A two-dimensional analysis of percolation and filamentarity in the Sloan Digital Sky Survey Data Release One

Abstract

We have used the largest cluster statistics and the average filamentarity to quantify respectively the connectivity and the shapes of the patterns seen in the galaxy distribution in two volume-limited subsamples extracted from the equatorial strips of the Sloan Digital Sky Survey (SDSS) Data Release One (DR1). The data was projected on to the equatorial plane and analysed in two dimensions (2D). Comparing the results with Poisson point distributions at various levels of smoothing we find evidence for a network-like topology with filaments being the dominant patterns in the galaxy distribution.

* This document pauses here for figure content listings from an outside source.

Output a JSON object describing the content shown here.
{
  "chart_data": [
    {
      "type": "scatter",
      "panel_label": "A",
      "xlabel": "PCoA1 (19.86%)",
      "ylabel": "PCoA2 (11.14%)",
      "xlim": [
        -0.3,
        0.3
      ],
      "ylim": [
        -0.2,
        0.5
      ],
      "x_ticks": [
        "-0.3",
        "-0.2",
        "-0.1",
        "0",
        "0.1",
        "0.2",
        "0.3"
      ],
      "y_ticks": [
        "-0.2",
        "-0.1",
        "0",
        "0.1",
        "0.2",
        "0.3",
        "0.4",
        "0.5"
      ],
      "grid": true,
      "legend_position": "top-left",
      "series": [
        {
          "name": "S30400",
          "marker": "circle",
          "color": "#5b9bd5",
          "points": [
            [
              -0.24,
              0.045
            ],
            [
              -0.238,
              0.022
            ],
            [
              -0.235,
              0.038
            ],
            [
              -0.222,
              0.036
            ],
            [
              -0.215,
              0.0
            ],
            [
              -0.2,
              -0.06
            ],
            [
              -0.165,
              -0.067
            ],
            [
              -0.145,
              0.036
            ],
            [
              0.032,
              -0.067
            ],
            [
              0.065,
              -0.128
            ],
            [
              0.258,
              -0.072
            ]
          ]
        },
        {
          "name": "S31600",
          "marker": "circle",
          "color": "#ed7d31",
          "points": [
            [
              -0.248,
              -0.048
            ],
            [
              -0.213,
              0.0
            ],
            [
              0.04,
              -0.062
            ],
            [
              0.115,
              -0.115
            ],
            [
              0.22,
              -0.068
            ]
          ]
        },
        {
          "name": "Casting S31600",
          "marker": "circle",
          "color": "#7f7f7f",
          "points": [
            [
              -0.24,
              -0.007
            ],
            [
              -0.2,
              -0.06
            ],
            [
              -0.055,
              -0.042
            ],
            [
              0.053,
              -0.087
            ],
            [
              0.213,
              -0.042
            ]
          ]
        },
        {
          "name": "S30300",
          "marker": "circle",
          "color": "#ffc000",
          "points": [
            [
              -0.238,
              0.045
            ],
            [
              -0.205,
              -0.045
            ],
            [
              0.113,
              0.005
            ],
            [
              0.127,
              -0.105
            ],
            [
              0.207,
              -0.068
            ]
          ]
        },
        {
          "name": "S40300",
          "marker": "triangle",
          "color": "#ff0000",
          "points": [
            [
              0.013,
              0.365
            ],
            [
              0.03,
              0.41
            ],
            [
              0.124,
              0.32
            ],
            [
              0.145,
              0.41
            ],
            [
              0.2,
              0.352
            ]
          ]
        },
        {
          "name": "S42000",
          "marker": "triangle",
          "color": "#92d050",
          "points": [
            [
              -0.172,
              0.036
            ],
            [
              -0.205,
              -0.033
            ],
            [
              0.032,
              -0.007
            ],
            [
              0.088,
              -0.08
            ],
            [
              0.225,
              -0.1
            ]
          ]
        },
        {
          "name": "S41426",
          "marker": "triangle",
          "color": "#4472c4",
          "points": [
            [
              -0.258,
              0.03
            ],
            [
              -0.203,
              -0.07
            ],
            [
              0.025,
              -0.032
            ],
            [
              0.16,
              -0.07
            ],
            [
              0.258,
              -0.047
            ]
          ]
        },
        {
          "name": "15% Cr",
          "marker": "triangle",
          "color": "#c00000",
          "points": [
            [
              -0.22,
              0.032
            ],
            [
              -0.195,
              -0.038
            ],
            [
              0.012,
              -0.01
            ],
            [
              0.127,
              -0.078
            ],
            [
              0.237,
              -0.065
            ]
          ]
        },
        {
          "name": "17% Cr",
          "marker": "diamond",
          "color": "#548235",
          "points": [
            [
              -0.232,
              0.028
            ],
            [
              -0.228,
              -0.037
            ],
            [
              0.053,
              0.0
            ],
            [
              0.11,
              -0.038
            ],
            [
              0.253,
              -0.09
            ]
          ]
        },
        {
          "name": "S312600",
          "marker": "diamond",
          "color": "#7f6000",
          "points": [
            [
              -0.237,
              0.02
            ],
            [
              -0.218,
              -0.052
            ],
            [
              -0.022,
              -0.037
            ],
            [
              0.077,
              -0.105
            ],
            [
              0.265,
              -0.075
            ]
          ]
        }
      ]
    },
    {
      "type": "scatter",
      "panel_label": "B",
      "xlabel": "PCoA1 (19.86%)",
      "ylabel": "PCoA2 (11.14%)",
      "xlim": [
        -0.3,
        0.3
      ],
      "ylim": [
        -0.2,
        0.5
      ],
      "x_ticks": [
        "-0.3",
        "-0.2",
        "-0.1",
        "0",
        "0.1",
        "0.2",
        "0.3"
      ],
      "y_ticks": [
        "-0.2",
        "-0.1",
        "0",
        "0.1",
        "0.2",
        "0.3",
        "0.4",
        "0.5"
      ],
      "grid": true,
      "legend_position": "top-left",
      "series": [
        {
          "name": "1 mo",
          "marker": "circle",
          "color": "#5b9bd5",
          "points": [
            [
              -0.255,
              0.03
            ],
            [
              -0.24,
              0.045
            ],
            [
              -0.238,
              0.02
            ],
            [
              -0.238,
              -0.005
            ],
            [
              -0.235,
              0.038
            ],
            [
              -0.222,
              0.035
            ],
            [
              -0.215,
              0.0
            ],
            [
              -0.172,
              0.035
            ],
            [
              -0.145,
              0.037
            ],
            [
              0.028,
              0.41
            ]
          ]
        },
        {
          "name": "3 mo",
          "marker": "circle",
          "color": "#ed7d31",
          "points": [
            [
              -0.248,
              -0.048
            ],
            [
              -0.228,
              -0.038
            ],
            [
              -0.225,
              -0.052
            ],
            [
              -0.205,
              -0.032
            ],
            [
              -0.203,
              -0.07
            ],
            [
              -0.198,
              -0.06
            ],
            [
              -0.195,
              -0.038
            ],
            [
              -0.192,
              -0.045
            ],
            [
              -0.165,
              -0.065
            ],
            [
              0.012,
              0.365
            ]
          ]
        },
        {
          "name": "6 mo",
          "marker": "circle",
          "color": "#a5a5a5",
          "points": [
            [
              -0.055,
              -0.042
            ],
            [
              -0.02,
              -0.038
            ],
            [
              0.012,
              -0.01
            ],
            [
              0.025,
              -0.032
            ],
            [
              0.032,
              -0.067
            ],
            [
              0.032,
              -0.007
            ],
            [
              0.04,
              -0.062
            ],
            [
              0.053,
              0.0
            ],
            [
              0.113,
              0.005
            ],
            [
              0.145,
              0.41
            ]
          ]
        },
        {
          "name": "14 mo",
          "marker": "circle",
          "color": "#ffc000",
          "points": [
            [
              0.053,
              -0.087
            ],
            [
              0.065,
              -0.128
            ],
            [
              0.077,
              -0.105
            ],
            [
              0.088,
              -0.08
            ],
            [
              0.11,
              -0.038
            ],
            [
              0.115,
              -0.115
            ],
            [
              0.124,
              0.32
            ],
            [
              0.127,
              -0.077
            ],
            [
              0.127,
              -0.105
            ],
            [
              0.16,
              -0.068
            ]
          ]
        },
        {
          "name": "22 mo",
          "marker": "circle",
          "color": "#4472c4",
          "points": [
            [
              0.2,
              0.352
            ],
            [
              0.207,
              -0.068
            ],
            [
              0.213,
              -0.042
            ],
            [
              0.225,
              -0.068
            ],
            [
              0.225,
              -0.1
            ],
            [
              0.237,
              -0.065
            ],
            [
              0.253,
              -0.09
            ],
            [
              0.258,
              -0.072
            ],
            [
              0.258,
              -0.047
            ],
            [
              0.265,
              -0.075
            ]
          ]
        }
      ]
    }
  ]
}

With increasing smoothing, a transition from many individual filamentary structures to an interconnected network is found to occur at a filling factor of 0.5-0.6. We have tested the possibility that the connectivity and the morphology of the patterns in the galaxy distribution may be luminosity dependent and find significant evidence for a luminosity-morphology relation, the brighter galaxies exhibiting lower levels of connectivity and filamentarity compared to the fainter ones. Using a statistical technique, Shuffle, we show that the filamentarity in both the SDSS strips is statistically significant up to 80 h -1 Mpc but not beyond. Larger filaments, though identified, are not statistically significant. Our findings reaffirm earlier work establishing the filaments to be the largest known statistically significant coherent structures in the Universe.